Recensioni - Opera

Siberia di Umberto Giordano a Firenze: una riscoperta

Splendida concertazione di Gianandrea Noseda per un un’opera che meriterebbe una maggior frequentazione da parte dei teatri italiani

Ultimo titolo operistico per questo festival del Maggio Musicale Fiorentino, a Firenze è andata in scena una bella edizione di Siberia di Umberto Giordano.

Opera composta ai primi del novecento, dopo i successi di Andrea Chénier (1896) e Fedora (1898). Siberia andrà in scena al Teatro alla Scala con discreto successo il 19 Dicembre 1903, presente fra gli altri Gabriele D’annunzio. Giordano, evidentemente non completamente soddisfatto, apporterà delle modifiche per la versione del 1905 a Parigi e ancora per la ripresa alla Scala del 1927.

La storia trova dei rimandi espliciti in “Memorie da una casa dei morti”, scritto da Dostoevskij durante i lavori forzati in siberia. Giordano, che si affiderà per il libretto a Luigi Illica, fu sicuramente affascinato non solo dal coté russo, ma soprattutto dall’ambiente evocato dai ghiacci e dalle steppe siberiane. Operazione non nuova per il compositore foggiano, infatti se in questo caso indiscusso protagonista dell’opera è appunto la “Siberia”, anche in Andrea Chénier il vero protagonista risulta essere la “rivoluzione Francese”, con chiari rimandi melodici e con il fascino sempre vivo per l’atmosfera e le situazioni drammaturgiche derivate dall’ambiente in cui si muovono i personaggi.

Giordano insomma riesce magistralmente a condensare nelle sue opere veri e propri affreschi di genere, in cui “l’ambientazione” concorre a creare la base per lo sviluppo emozionale e drammaturgico dei personaggi. Infatti in Siberia l’atto meno pregnante è il primo, il più borghese, che si svolge a Pietroburgo e che crea l’antefatto per la deportazione di Vassili, amato dalla traviata Stephana, che poi deciderà di raggiungerlo al confino nelle steppe russe. Nei due atti successivi, Giordano sviluppa atmosfere musicali seducenti con ampio utilizzo del coro e di melodie russe fra cui la canzone dei Battellieri del Volga. L’impianto sinfonico importante e ispirato sorregge e completa le belle melodie di stampo prettamente italiano, che si infiammano specialmente nei grandi duetti d’amore fra Stephana e Vassili.

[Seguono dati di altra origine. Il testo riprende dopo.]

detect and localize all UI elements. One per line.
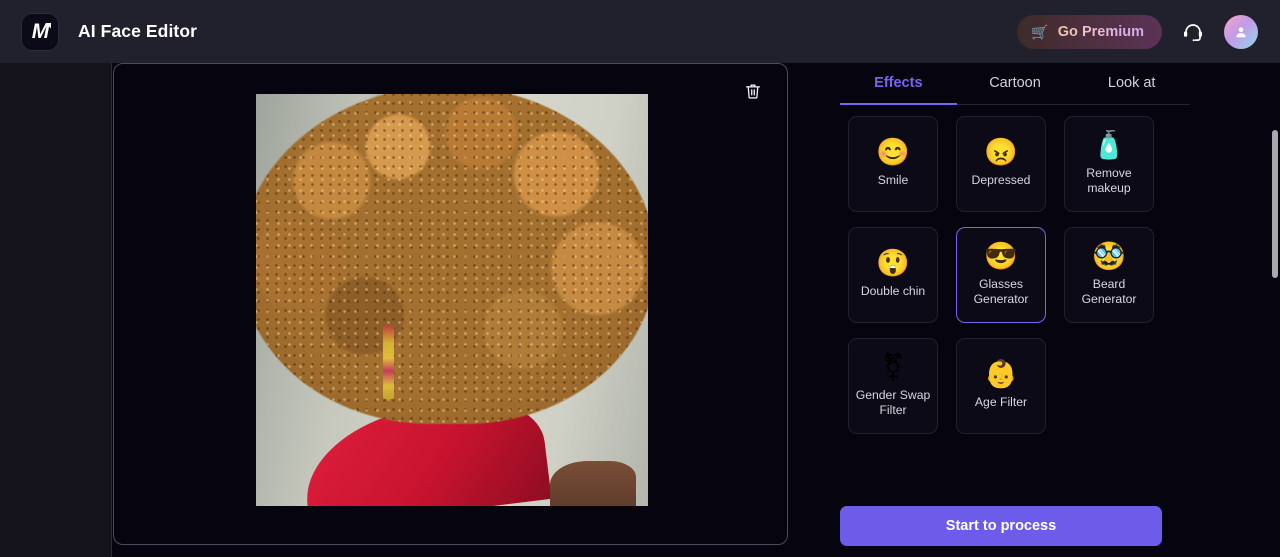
effect-card-beard-generator[interactable]: 🥸 Beard Generator xyxy=(1064,227,1154,323)
effect-card-smile[interactable]: 😊 Smile xyxy=(848,116,938,212)
effect-label: Smile xyxy=(877,173,909,188)
shopping-cart-icon: 🛒 xyxy=(1031,23,1049,40)
portrait-photo xyxy=(256,94,648,506)
effects-grid: 😊 Smile 😠 Depressed 🧴 Remove makeup 😲 Do… xyxy=(848,116,1178,434)
start-to-process-button[interactable]: Start to process xyxy=(840,506,1162,546)
left-sidebar xyxy=(0,63,112,557)
sunglasses-face-icon: 😎 xyxy=(984,240,1018,271)
effect-card-remove-makeup[interactable]: 🧴 Remove makeup xyxy=(1064,116,1154,212)
scrollbar-thumb[interactable] xyxy=(1272,130,1278,278)
image-preview-card xyxy=(113,63,788,545)
header-actions: 🛒 Go Premium xyxy=(1017,14,1258,49)
effect-card-glasses-generator[interactable]: 😎 Glasses Generator xyxy=(956,227,1046,323)
gender-symbols-icon: ⚧ xyxy=(881,351,905,382)
effect-label: Remove makeup xyxy=(1086,165,1132,195)
app-header: M AI Face Editor 🛒 Go Premium xyxy=(0,0,1280,63)
effect-card-depressed[interactable]: 😠 Depressed xyxy=(956,116,1046,212)
effect-label: Depressed xyxy=(971,173,1031,188)
tab-cartoon[interactable]: Cartoon xyxy=(957,63,1074,104)
lotion-bottle-icon: 🧴 xyxy=(1092,129,1126,160)
headset-support-icon[interactable] xyxy=(1180,19,1206,45)
effect-card-double-chin[interactable]: 😲 Double chin xyxy=(848,227,938,323)
app-body: Effects Cartoon Look at 😊 Smile 😠 Depres… xyxy=(0,63,1280,557)
effect-label: Age Filter xyxy=(974,395,1028,410)
effect-card-age-filter[interactable]: 👶 Age Filter xyxy=(956,338,1046,434)
tab-effects-label: Effects xyxy=(874,74,923,91)
effects-panel: Effects Cartoon Look at 😊 Smile 😠 Depres… xyxy=(812,63,1280,557)
logo-glyph: M xyxy=(31,20,49,43)
effect-card-gender-swap-filter[interactable]: ⚧ Gender Swap Filter xyxy=(848,338,938,434)
panel-tabs: Effects Cartoon Look at xyxy=(840,63,1190,105)
effect-label: Gender Swap Filter xyxy=(855,387,931,417)
tab-cartoon-label: Cartoon xyxy=(989,74,1041,91)
go-premium-label: Go Premium xyxy=(1057,23,1144,40)
scrollbar-track[interactable] xyxy=(1271,63,1280,557)
brand: M AI Face Editor xyxy=(22,13,198,50)
avatar[interactable] xyxy=(1224,14,1258,49)
tab-look-at-label: Look at xyxy=(1107,74,1156,91)
angry-face-icon: 😠 xyxy=(984,137,1018,168)
astonished-face-icon: 😲 xyxy=(876,248,910,279)
m-logo-icon: M xyxy=(22,13,58,50)
image-workspace xyxy=(113,63,788,557)
user-avatar-icon xyxy=(1236,26,1246,37)
page-title: AI Face Editor xyxy=(78,21,198,41)
tab-look-at[interactable]: Look at xyxy=(1073,63,1190,104)
effect-label: Double chin xyxy=(860,284,926,299)
go-premium-button[interactable]: 🛒 Go Premium xyxy=(1017,14,1162,49)
mustache-face-icon: 🥸 xyxy=(1092,240,1126,271)
smiling-face-icon: 😊 xyxy=(876,137,910,168)
tab-effects[interactable]: Effects xyxy=(840,63,957,105)
effect-label: Glasses Generator xyxy=(973,276,1029,306)
trash-icon[interactable] xyxy=(741,78,765,104)
baby-face-icon: 👶 xyxy=(984,359,1018,390)
effect-label: Beard Generator xyxy=(1081,276,1137,306)
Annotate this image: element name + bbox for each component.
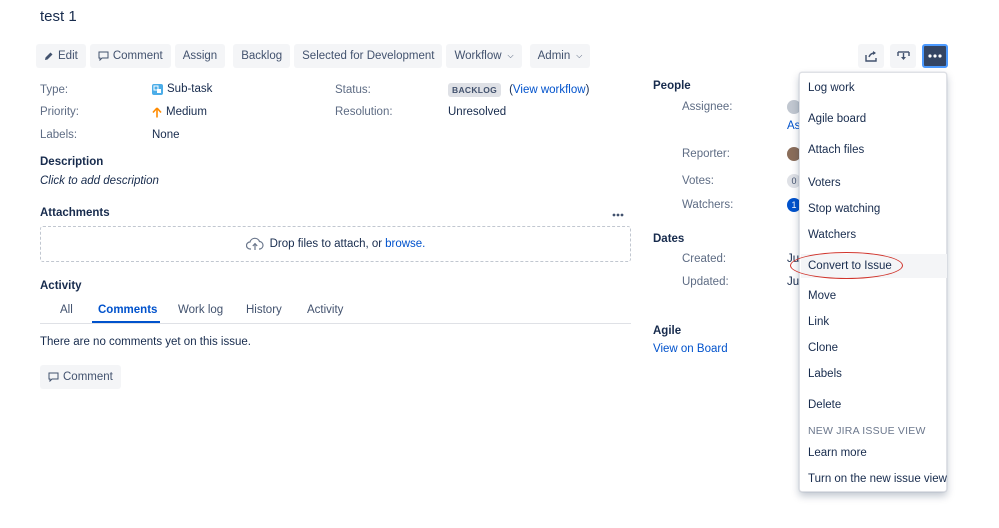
type-label: Type:	[40, 84, 68, 96]
attachments-heading: Attachments	[40, 207, 110, 219]
tab-work-log[interactable]: Work log	[178, 304, 223, 316]
menu-item-delete[interactable]: Delete	[808, 399, 841, 411]
status-badge: BACKLOG	[448, 83, 501, 97]
comment-icon	[48, 372, 59, 382]
updated-label: Updated:	[682, 276, 729, 288]
assignee-label: Assignee:	[682, 101, 733, 113]
updated-value: Ju	[787, 276, 799, 288]
tab-all[interactable]: All	[60, 304, 73, 316]
priority-value-text: Medium	[166, 106, 207, 118]
admin-dropdown[interactable]: Admin ⌵	[530, 44, 591, 68]
view-on-board-link[interactable]: View on Board	[653, 343, 728, 355]
votes-label: Votes:	[682, 175, 714, 187]
menu-item-watchers[interactable]: Watchers	[808, 229, 856, 241]
description-placeholder[interactable]: Click to add description	[40, 175, 159, 187]
export-icon	[897, 50, 910, 62]
description-heading: Description	[40, 156, 103, 168]
resolution-label: Resolution:	[335, 106, 393, 118]
issue-ops-bar	[858, 44, 948, 68]
issue-toolbar: Edit Comment Assign Backlog Selected for…	[36, 44, 590, 69]
share-button[interactable]	[858, 44, 884, 68]
chevron-down-icon: ⌵	[576, 51, 582, 61]
watchers-label: Watchers:	[682, 199, 733, 211]
dates-heading: Dates	[653, 233, 684, 245]
type-value-text: Sub-task	[167, 83, 212, 95]
attachment-dropzone[interactable]: Drop files to attach, or browse.	[40, 226, 631, 262]
comment-icon	[98, 51, 109, 61]
tab-comments[interactable]: Comments	[98, 304, 157, 316]
no-comments-message: There are no comments yet on this issue.	[40, 336, 251, 348]
priority-value: Medium	[152, 106, 207, 118]
active-tab-indicator	[92, 321, 160, 323]
menu-item-learn-more[interactable]: Learn more	[808, 447, 867, 459]
add-comment-button-label: Comment	[63, 371, 113, 383]
labels-value: None	[152, 129, 180, 141]
edit-button[interactable]: Edit	[36, 44, 86, 68]
menu-section-new-issue-view: NEW JIRA ISSUE VIEW	[808, 425, 926, 437]
menu-item-labels[interactable]: Labels	[808, 368, 842, 380]
comment-button-label: Comment	[113, 50, 163, 62]
menu-item-stop-watching[interactable]: Stop watching	[808, 203, 880, 215]
menu-item-voters[interactable]: Voters	[808, 177, 841, 189]
created-label: Created:	[682, 253, 726, 265]
share-icon	[865, 50, 878, 62]
menu-item-turn-on-new-view[interactable]: Turn on the new issue view	[808, 473, 947, 485]
menu-item-move[interactable]: Move	[808, 290, 836, 302]
status-value: BACKLOG (View workflow)	[448, 83, 589, 97]
menu-item-link[interactable]: Link	[808, 316, 829, 328]
agile-heading: Agile	[653, 325, 681, 337]
dropzone-text: Drop files to attach, or	[270, 238, 383, 250]
more-icon	[928, 54, 942, 58]
priority-label: Priority:	[40, 106, 79, 118]
menu-item-agile-board[interactable]: Agile board	[808, 113, 866, 125]
more-actions-menu: Log work Agile board Attach files Voters…	[799, 72, 947, 492]
menu-item-clone[interactable]: Clone	[808, 342, 838, 354]
labels-label: Labels:	[40, 129, 77, 141]
pencil-icon	[44, 51, 54, 61]
view-workflow-link[interactable]: View workflow	[513, 84, 586, 96]
activity-tabs: All Comments Work log History Activity	[40, 302, 631, 324]
subtask-icon	[152, 84, 163, 95]
edit-button-label: Edit	[58, 50, 78, 62]
menu-item-log-work[interactable]: Log work	[808, 82, 855, 94]
selected-for-development-label: Selected for Development	[302, 50, 434, 62]
view-workflow-close: )	[586, 84, 590, 96]
issue-title: test 1	[40, 8, 77, 25]
browse-link[interactable]: browse.	[385, 238, 425, 250]
status-label: Status:	[335, 84, 371, 96]
selected-for-development-button[interactable]: Selected for Development	[294, 44, 442, 68]
backlog-button-label: Backlog	[241, 50, 282, 62]
tab-activity[interactable]: Activity	[307, 304, 343, 316]
backlog-button[interactable]: Backlog	[233, 44, 290, 68]
reporter-label: Reporter:	[682, 148, 730, 160]
workflow-dropdown[interactable]: Workflow ⌵	[446, 44, 521, 68]
resolution-value: Unresolved	[448, 106, 506, 118]
tab-history[interactable]: History	[246, 304, 282, 316]
type-value: Sub-task	[152, 83, 212, 95]
people-heading: People	[653, 80, 691, 92]
arrow-up-icon	[152, 107, 162, 118]
workflow-dropdown-label: Workflow	[454, 50, 501, 62]
export-button[interactable]	[890, 44, 916, 68]
annotation-ellipse	[790, 252, 903, 279]
menu-item-attach-files[interactable]: Attach files	[808, 144, 864, 156]
chevron-down-icon: ⌵	[508, 51, 514, 61]
attachments-options-button[interactable]	[612, 206, 624, 220]
admin-dropdown-label: Admin	[538, 50, 571, 62]
more-actions-button[interactable]	[922, 44, 948, 68]
add-comment-button[interactable]: Comment	[40, 365, 121, 389]
assign-button[interactable]: Assign	[175, 44, 226, 68]
comment-button[interactable]: Comment	[90, 44, 171, 68]
cloud-upload-icon	[246, 237, 264, 251]
activity-heading: Activity	[40, 280, 82, 292]
more-icon	[612, 213, 624, 217]
assign-button-label: Assign	[183, 50, 218, 62]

Gianandrea Noseda dirige con forza e solennità la partitura, accentuandone i lati sinfonici e partecipando alla riscoperta di quello che Giordano riteneva il suo capolavoro. Sonya Yoncheva incarna una Stephana dalla vocalità sicura e timbrata, capace di affrontare le impervie sfide della partitura con il piglio della grande artista. Al suo fianco Giorgi Sturua, giovane tenore georgiano. E’ ben preparato vocalmente e dispone di una bella voce tenorile sicuramente da tenere d’occhio. Meno a fuoco sul lato scenico, incarnava comunque un amante abbastanza credibile. Ottimo anche il Gléby del baritono rumeno George Petean, che soprattutto negli ultimi due atti delinea la figura di un villain convincente e gaglioffo, coronato da una voce sicura e a tratti sontuosa. Ottimo e preparato tutto il numeroso cast, per la maggior parte composto da giovani cantanti. Da segnalare Caterina Piva, una Nikona vocalmente convincente e dal bel colore vocale prettamente mezzosopranile.

Il regista Roberto Andò sceglie di posporre l’azione di qualche anno e la immagina come la ripresa di un film dell’istituto luce, ci troviamo perciò circa negli anni venti del novecento, da cui i numerosi riferimenti al regime sovietico e a Stalin. L’idea è condotta con coerenza, esalta la storia in alcuni momenti, senza diventare mai troppo invasiva o fine a se stessa. Le grandi scene corali non perdono comunque mai la loro forza e la loro coerenza. La “Siberia” è riprodotta sì artificialmente, ma la finzione insita nel fatto di trovarsi in un set cinematografico, non fa venire meno la suggestione tanto cara a Giordano verso le dolenti masse dei deportati. Fondamentali poi le immagini di Luca Scarzella, che da una parte spiegano la storia, dall’altra creano ed evocano atmosfere e avvenimenti in un continuo rimando fra verità, finzione cinematografica e finzione scenica. Semplici ma appropriate le scene di Gianni Carluccio, coerenti i costumi di Nanà Cecchi.

Insomma una produzione pienamente riuscita che il pubblico, purtroppo non molto numeroso complice anche la calura estiva fiorentina, ha salutato alla fine con molti e convinti applausi.